Five market plays following the summer sell-off
By International Adviser, 1 Sep 15
Hargreaves Lansdown’s Laith Khalaf and Axa Wealth’s Adrian Lowcock on which markets to invest in and how to access them.
“The sector has been out of favour following a period of strong performance, where emerging market equities became overvalued relative to their developed market peers,” said Lowcock.
“As the recovery in the US gathered pace, a stronger dollar and expectations of rising interest rates have made some emerging markets less attractive to invest in. China also naturally weighs on the sector, with many countries dependent on the economic strength there. Emerging markets look set to remain out of favour for a while, but they will recover in the longer term.

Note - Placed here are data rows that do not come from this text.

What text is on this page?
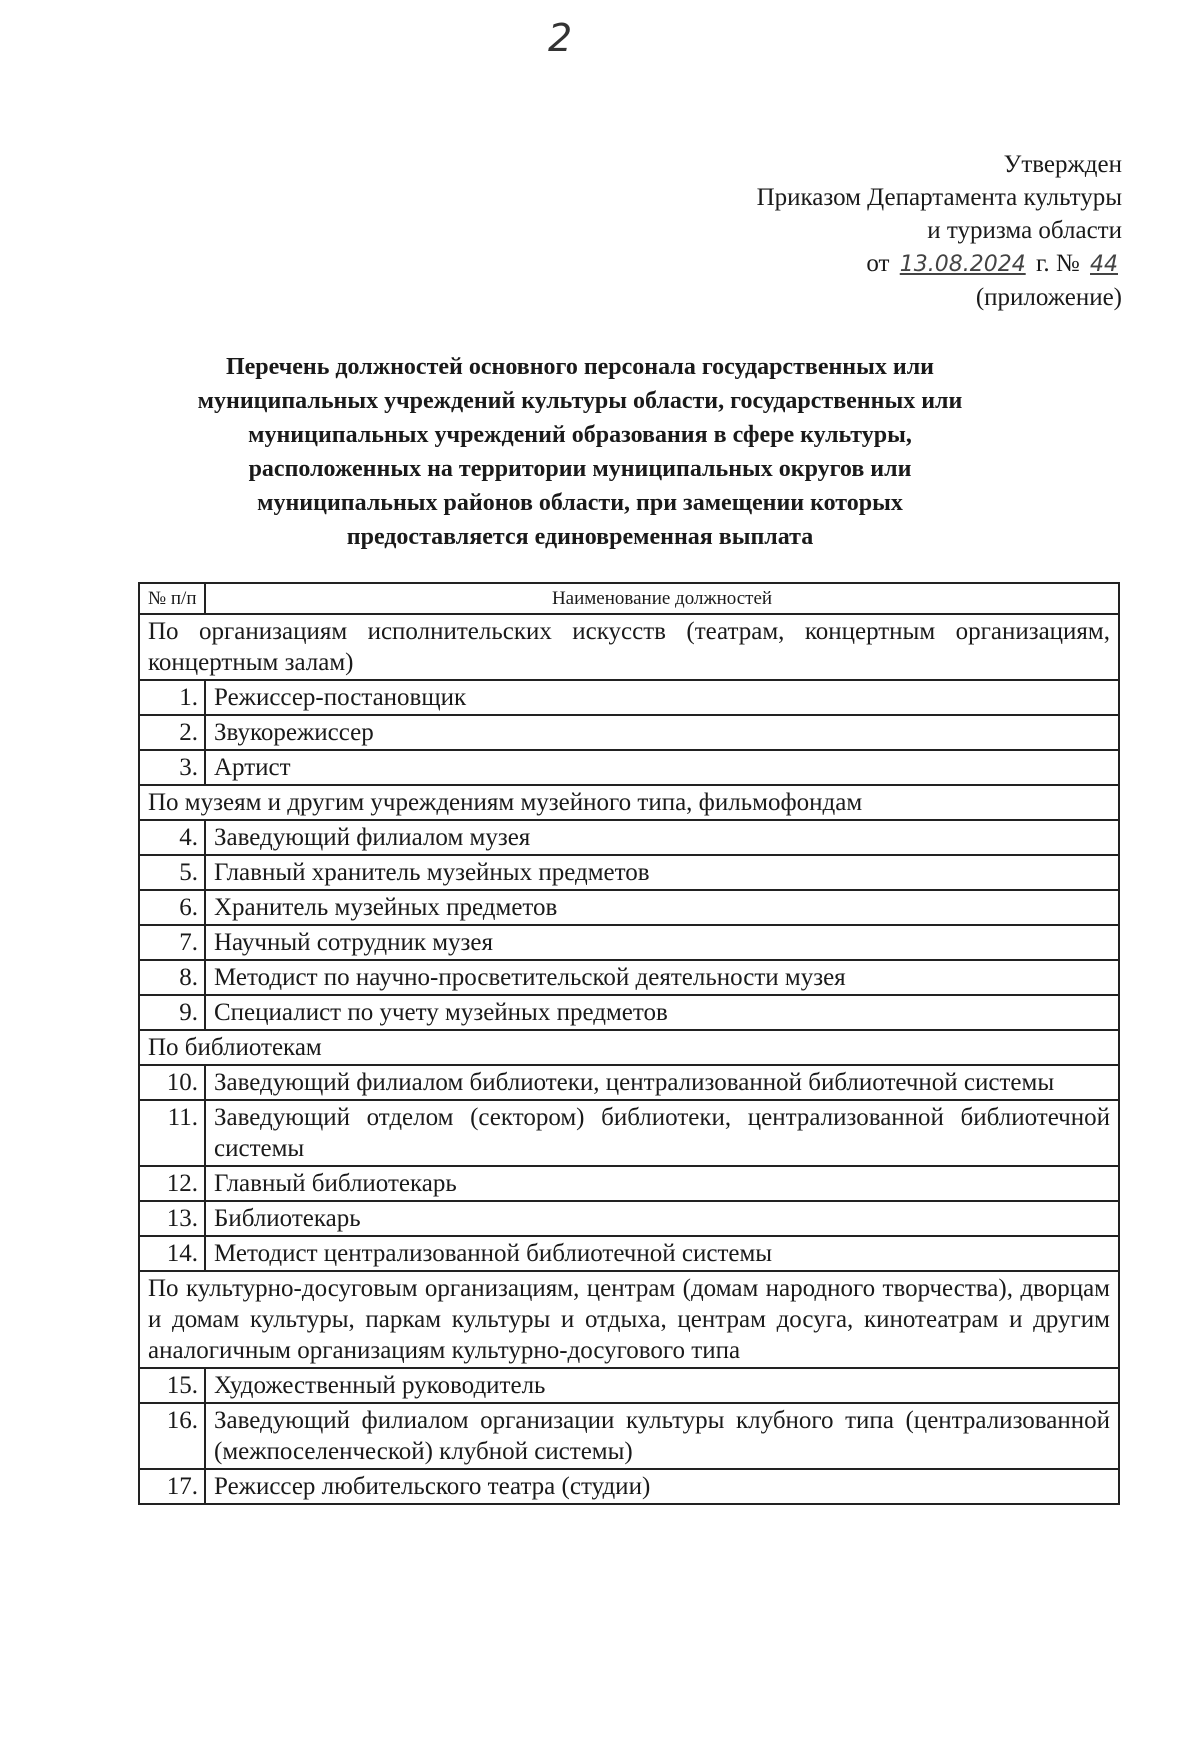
2
Утвержден
Приказом Департамента культуры
и туризма области
от 13.08.2024 г. № 44
(приложение)
Перечень должностей основного персонала государственных или
муниципальных учреждений культуры области, государственных или
муниципальных учреждений образования в сфере культуры,
расположенных на территории муниципальных округов или
муниципальных районов области, при замещении которых
предоставляется единовременная выплата
№ п/п	Наименование должностей
По организациям исполнительских искусств (театрам, концертным организациям, концертным залам)	
1.	Режиссер-постановщик
2.	Звукорежиссер
3.	Артист
По музеям и другим учреждениям музейного типа, фильмофондам	
4.	Заведующий филиалом музея
5.	Главный хранитель музейных предметов
6.	Хранитель музейных предметов
7.	Научный сотрудник музея
8.	Методист по научно-просветительской деятельности музея
9.	Специалист по учету музейных предметов
По библиотекам	
10.	Заведующий филиалом библиотеки, централизованной библиотечной системы
11.	Заведующий отделом (сектором) библиотеки, централизованной библиотечной системы
12.	Главный библиотекарь
13.	Библиотекарь
14.	Методист централизованной библиотечной системы
По культурно-досуговым организациям, центрам (домам народного творчества), дворцам и домам культуры, паркам культуры и отдыха, центрам досуга, кинотеатрам и другим аналогичным организациям культурно-досугового типа	
15.	Художественный руководитель
16.	Заведующий филиалом организации культуры клубного типа (централизованной (межпоселенческой) клубной системы)
17.	Режиссер любительского театра (студии)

Khalaf added: “There is likely to be further falls in emerging markets, but it is actually not a bad time for long-term investors to be thinking about drip-feeding money into those areas.”
Lowcock – Standard Life Global Emerging Markets Equity Unconstrained
Lowcock said: “The fund adopts Standard Life’s unconstrained approach to emerging market investing, taking advantage of the ‘focus on change’ philosophy.”
Khalaf – First State Asia Pacific Leaders
“The First State management team has a fairly conservative approach to management, which stands them in good stead in what is a high-risk investment world,” Khalaf explained.
“While they might not catch as much upside when things are going well, they protect better on the downside.”